Keine Ergebnisse durch Druck und Gewalt
Es gab dort einige Dialoge und Diskussionen mit Rêber Apo, aber danach wurde bekanntlich zunächst ein dreimonatiges Besuchsverbot für Familienmitglieder und dann ein sechsmonatiges Verbot für Anwältinnen und Anwälte verhängt. Und es gibt Angriffe auf die kommunale Verwaltung. Es ist klar, dass all diese Maßnahmen darauf abzielen, Druck auszuüben. Mit dieser Methode kann kein Ergebnis erzielt werden. Zuallererst muss der Staat die Methode aufgeben, Ergebnisse durch Druck und Gewalt zu erzielen. Ein solches Vorgehen ist weder moralisch noch rechtlich vertretbar; es ist ein unmenschliches Verhalten, das das Vertrauen völlig zerstört. Die Taktik, Druck auf unsere Führung auszuüben, muss aufhören. Es muss erkannt werden, dass es fatale Folgen haben wird, wenn es nicht eingestellt wird.
Wir müssen unsere Verantwortung wahrnehmen
Rêber Apo will den Völkern der Türkei und der Region mit einer historischen Verantwortung dienen und den Weg für die Entwicklung von Freiheit und Demokratie ebnen. Er trägt eine schwere Last. Wir müssen es richtig verstehen und unsere Verantwortung dafür wahrnehmen. Das kann nur durch einen kompetenten, effektiveren und ergebnisorientierten Kampf erreicht werden. Das ist die Schlussfolgerung, die wir aus diesem Prozess ziehen müssen.

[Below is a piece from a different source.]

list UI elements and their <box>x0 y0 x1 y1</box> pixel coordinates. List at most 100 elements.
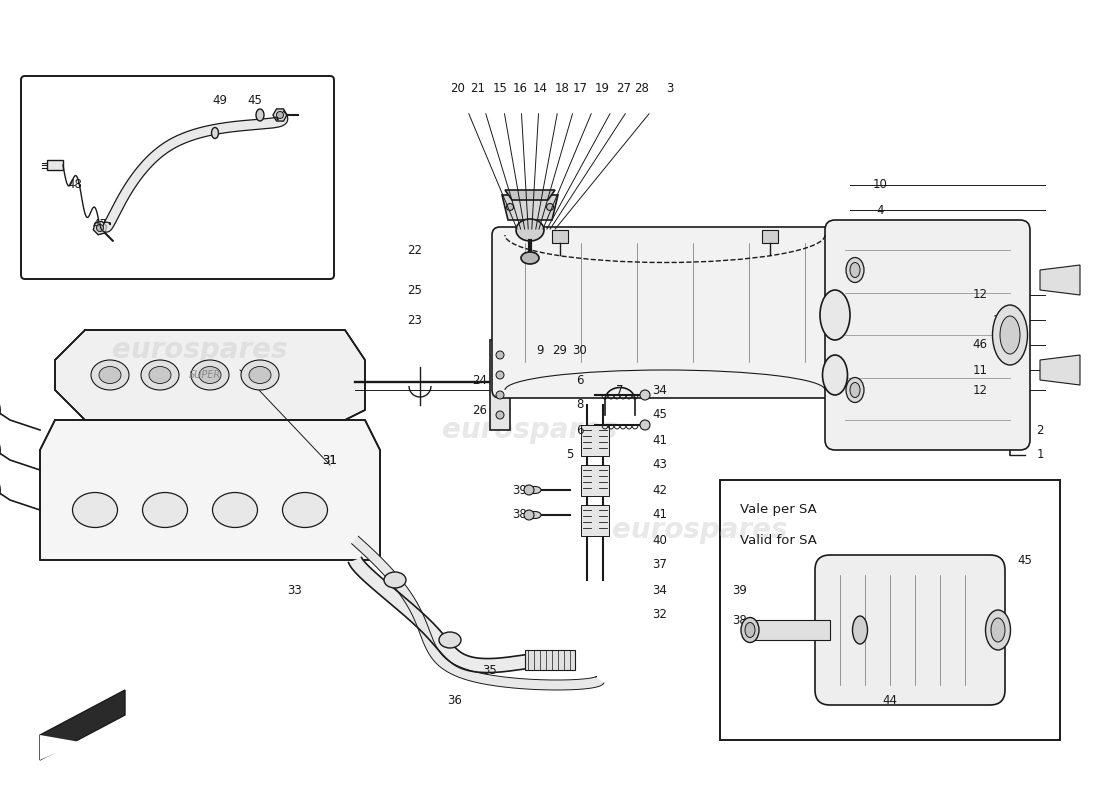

Die Guerilla wird weiterbestehen
Solange die Identitätsrechte des kurdischen Volkes nicht anerkannt werden, ist es nicht möglich, die Guerilla aus dem Spiel zu nehmen. Die Guerilla ist die Willenskraft des kurdischen Volkes. Sie ist die strategische Kraft des Freiheitskampfes. Die Guerilla ist die einzige Garantie gegen die Angriffe auf unser Volk in allen Teilen Kurdistans. Sie spielt eine wichtige politische Rolle als unbesiegbare Kraft. Die Guerilla ist nicht nur eine bewaffnete Kraft. Sie leistet einen großen Widerstand für Freiheit und Demokratie im Namen des kurdischen Volkes, des arabischen Volkes und anderer Völker der Region, damit Reaktion, Faschismus und rassistische Denkstrukturen im Nahen Osten nicht siegen. Die Guerilla hat eine ideologische, politische und historische Mission. Solange diese Gefahren für unsere Völker bestehen, wird auch die Guerilla weiter bestehen. Diejenigen, die in dieser Frage falsch denken, sollten die Fakten sehen. Die Freiheitsguerilla Kurdistans kämpft für die Wahrheit, sie vertritt die freiheitlichen demokratischen Kräfte gegen Völkermord und Faschismus. Das ist ihre Rolle und Mission.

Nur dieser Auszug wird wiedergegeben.